Publicado 08 de Dezembro de 2018 - 5h30

Não existe questão mais polêmica colocada à mesa do presidente eleito Jair Bolsonaro (PSL) que a reforma da Previdência, tema que vem sendo apontado como prioritário para o equilíbrio da economia. Desde o governo Fernando Henrique Cardoso (PSDB), passando pela era petista de Lula da Silva e Dilma Rousseff, desaguando no mandato temporão de Michel Temer (MDB), sabe-se que é necessário discutir o sistema previdenciário brasileiro sob o risco de um colapso em curto prazo. É um problema que vai se agravando a cada dia, sem que se tome uma decisão de pulso que enfrentará certamente muita objeção da sociedade.

Há uma grande expectativa de que o novo governo instalado em janeiro aproveite o cacife político da eleição para promover as mudanças logo no início efetivo do mandato, com tempo para aplainar o desgaste que eventuais medidas possam causar. A equipe de transição de Bolsonaro tem se debruçado sobre as alternativas possíveis, havendo várias propostas de abordagem da reforma, inclusive um fatiamento das providências, que incluem mesmo o projeto remendado de Temer que tramita no Congresso. Tudo dependerá da capacidade de articulação política e da nova composição do Congresso, que assiste apreensivo um novo modo de relacionamento com o Executivo, alijado da partilha do poder na composição dos ministérios.

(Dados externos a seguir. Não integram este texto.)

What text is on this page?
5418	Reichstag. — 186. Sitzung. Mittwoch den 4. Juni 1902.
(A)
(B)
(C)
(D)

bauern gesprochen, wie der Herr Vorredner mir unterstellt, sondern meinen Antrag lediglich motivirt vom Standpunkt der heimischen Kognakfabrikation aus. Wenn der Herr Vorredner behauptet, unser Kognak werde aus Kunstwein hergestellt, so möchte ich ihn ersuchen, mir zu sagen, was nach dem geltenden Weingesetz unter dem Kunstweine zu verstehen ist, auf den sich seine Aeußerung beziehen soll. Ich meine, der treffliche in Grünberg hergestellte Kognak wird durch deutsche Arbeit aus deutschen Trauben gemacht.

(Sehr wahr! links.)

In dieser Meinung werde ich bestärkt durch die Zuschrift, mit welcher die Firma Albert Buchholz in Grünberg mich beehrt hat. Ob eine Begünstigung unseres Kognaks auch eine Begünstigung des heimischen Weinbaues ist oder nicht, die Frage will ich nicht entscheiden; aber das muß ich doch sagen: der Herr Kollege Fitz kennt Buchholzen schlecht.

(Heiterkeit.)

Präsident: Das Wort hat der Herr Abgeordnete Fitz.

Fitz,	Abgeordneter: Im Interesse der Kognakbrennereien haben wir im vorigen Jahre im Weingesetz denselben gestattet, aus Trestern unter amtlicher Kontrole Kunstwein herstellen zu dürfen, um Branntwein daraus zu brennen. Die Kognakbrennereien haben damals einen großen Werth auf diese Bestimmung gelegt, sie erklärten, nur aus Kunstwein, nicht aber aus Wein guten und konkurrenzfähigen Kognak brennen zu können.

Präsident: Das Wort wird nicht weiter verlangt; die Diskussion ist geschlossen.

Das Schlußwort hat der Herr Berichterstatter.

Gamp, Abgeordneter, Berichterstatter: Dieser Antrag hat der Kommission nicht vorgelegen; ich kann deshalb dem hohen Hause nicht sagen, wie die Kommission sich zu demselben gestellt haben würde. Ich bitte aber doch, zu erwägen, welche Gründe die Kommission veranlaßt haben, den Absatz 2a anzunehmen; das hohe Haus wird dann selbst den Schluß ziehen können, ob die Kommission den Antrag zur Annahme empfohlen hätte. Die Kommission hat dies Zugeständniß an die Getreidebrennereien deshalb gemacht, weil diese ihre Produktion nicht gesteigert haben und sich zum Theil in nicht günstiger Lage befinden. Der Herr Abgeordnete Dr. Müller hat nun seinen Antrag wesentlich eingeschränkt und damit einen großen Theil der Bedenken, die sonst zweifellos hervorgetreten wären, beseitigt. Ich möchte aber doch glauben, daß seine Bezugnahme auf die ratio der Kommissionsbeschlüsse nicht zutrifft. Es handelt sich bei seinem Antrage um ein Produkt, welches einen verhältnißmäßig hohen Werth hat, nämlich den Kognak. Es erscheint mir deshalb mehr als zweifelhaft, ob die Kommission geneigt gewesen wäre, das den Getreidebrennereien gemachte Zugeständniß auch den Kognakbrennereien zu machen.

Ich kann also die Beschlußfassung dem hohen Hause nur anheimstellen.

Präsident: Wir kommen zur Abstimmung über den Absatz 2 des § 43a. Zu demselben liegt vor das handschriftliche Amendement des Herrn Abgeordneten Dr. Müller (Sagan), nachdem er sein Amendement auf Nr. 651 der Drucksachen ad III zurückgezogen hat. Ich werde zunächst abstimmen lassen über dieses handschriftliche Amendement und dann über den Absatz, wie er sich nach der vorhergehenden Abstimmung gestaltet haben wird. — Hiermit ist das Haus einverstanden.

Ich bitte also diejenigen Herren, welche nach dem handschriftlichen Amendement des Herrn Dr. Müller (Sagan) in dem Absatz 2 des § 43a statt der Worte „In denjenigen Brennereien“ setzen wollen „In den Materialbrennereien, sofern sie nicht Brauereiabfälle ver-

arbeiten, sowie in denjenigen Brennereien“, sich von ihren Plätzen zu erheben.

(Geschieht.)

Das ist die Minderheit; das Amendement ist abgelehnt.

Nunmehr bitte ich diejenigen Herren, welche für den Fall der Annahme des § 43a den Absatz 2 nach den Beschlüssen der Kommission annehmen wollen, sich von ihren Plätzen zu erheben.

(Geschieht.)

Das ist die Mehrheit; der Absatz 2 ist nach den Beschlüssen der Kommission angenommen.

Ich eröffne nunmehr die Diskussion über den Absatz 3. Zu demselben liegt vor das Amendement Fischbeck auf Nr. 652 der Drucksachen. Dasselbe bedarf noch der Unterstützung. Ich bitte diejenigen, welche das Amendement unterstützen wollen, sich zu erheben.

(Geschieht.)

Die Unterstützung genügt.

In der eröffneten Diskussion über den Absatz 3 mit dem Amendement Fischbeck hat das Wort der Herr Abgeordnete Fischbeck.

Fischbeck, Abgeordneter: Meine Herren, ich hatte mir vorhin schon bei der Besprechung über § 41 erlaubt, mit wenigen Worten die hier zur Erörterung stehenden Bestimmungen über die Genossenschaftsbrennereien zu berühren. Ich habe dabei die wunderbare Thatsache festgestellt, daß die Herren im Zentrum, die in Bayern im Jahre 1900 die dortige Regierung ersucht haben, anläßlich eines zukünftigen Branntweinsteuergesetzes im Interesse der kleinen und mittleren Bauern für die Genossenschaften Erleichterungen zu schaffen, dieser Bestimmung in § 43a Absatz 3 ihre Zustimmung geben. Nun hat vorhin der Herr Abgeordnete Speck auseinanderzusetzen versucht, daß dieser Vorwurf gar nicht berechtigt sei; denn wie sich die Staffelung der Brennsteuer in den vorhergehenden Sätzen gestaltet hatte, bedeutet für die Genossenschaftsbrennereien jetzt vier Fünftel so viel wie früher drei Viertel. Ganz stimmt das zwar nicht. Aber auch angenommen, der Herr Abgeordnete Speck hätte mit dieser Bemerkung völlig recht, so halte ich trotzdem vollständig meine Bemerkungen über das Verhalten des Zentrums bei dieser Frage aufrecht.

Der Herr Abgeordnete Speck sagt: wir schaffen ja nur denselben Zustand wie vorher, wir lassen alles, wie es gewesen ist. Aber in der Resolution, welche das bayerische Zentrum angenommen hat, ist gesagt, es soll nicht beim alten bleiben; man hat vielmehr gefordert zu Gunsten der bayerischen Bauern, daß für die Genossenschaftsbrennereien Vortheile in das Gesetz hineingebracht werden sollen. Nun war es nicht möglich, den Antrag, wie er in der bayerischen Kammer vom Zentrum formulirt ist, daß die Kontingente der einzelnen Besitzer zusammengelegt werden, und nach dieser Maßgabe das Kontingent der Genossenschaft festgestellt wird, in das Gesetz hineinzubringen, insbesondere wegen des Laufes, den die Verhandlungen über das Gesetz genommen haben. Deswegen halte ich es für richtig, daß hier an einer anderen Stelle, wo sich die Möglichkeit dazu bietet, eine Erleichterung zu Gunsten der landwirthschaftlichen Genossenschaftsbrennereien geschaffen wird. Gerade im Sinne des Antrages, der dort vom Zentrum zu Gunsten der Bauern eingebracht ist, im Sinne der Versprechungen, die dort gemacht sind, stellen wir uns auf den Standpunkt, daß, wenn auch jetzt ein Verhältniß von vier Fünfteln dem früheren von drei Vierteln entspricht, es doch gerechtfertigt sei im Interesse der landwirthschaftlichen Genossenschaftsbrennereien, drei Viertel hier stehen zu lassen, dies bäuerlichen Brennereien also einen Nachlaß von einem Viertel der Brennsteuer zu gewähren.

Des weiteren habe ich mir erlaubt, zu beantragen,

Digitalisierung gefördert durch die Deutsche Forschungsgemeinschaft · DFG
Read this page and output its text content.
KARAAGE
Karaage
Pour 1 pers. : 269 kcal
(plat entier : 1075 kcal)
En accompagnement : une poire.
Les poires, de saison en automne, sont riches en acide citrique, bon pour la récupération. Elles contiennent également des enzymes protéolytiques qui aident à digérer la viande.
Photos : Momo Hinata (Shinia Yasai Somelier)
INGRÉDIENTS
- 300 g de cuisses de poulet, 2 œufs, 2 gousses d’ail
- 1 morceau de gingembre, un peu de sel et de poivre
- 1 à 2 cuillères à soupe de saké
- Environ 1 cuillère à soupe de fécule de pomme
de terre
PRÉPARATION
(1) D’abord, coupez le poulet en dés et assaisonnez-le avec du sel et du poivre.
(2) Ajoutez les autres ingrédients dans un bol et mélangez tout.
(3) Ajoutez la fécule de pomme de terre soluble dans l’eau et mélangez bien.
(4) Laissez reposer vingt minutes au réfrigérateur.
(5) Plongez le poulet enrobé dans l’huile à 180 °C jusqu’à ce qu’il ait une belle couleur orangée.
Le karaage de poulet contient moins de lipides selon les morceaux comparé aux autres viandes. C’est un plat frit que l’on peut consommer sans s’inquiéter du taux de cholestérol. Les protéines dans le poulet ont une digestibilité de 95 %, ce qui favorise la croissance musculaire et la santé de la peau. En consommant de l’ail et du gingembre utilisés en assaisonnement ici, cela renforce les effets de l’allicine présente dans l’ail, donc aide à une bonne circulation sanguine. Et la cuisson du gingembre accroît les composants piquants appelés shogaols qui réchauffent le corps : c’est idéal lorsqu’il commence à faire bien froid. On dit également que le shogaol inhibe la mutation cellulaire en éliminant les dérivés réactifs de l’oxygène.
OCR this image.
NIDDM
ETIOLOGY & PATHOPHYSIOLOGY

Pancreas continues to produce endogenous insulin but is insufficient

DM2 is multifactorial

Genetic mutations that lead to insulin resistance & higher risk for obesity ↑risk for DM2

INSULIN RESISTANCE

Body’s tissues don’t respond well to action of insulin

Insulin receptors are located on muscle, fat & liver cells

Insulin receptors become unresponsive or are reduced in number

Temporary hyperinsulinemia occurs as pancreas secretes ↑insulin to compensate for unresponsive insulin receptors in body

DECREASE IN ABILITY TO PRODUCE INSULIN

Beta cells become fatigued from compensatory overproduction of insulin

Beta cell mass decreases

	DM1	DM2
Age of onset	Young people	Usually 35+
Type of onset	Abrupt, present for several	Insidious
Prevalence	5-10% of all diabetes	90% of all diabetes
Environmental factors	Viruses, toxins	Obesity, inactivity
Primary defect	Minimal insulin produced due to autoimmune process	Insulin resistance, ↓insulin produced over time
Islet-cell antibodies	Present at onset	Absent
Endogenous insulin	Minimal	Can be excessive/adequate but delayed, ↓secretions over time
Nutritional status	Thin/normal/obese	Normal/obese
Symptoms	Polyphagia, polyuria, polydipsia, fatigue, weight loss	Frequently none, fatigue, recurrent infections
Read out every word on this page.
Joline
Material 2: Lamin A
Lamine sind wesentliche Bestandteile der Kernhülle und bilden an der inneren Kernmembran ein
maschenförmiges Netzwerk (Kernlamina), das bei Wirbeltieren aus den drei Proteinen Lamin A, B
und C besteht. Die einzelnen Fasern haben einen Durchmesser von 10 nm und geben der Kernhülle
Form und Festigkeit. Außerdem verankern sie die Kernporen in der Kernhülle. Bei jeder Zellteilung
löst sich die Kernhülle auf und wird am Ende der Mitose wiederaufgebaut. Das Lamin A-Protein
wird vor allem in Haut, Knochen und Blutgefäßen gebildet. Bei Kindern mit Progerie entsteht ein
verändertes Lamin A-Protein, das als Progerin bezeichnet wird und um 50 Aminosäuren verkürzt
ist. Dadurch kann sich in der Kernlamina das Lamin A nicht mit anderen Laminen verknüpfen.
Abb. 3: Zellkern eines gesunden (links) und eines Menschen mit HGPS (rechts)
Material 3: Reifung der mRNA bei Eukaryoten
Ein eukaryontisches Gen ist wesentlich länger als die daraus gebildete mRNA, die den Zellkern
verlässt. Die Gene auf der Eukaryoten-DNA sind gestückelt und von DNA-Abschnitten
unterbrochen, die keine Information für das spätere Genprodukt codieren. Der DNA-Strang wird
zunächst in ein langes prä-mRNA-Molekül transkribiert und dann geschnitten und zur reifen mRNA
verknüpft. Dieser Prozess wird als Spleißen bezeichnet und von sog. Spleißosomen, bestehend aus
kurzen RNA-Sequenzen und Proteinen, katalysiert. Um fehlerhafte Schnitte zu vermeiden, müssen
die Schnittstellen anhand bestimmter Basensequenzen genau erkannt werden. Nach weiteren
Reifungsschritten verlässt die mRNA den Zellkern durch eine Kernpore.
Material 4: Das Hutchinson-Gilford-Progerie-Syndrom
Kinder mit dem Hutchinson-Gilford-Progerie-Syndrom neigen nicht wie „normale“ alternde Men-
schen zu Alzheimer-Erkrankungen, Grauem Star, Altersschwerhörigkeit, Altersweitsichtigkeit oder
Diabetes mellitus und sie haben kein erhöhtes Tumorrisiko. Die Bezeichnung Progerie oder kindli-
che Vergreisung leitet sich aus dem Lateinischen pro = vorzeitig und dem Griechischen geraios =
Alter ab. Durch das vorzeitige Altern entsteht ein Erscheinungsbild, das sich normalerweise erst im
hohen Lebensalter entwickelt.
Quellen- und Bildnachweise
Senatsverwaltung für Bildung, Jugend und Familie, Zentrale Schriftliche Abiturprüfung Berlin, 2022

Se quiser obter algum ganho para o equilíbrio das contas públicas em curto prazo, até para viabilizar seus projetos de governo, Bolsonaro terá que enfrentar o dragão de toda forma. Mas é preciso sinalizar com maior convicção o caminho que será proposto. O que se nota é que não existe uma proposta fechada, um consenso entre a própria equipe que assumirá em janeiro. Falta foco para a negociação. É difícil prever também como se dará a articulação com o Congresso para a eventual aprovação da reforma, o que esbarra na indefinição da composição das mesas diretoras e as alianças que começam a ser costuradas.

E, por fim, não pode faltar uma estratégia eficaz de comunicação com a sociedade, até porque, até agora, tem-se mais especulações e distorções do que poderia ser uma reforma da Previdência e quais direitos individuais poderiam ser afetados ou preservados. A falta de informação tem sido o maior obstáculo a qualquer debate sobre a questão, que envolve aspectos cruciais para todos, que veem nestas tentativas de mudanças uma séria ameaça ao direito de uma aposentadoria digna e certa depois de tantos anos de contribuição compulsória.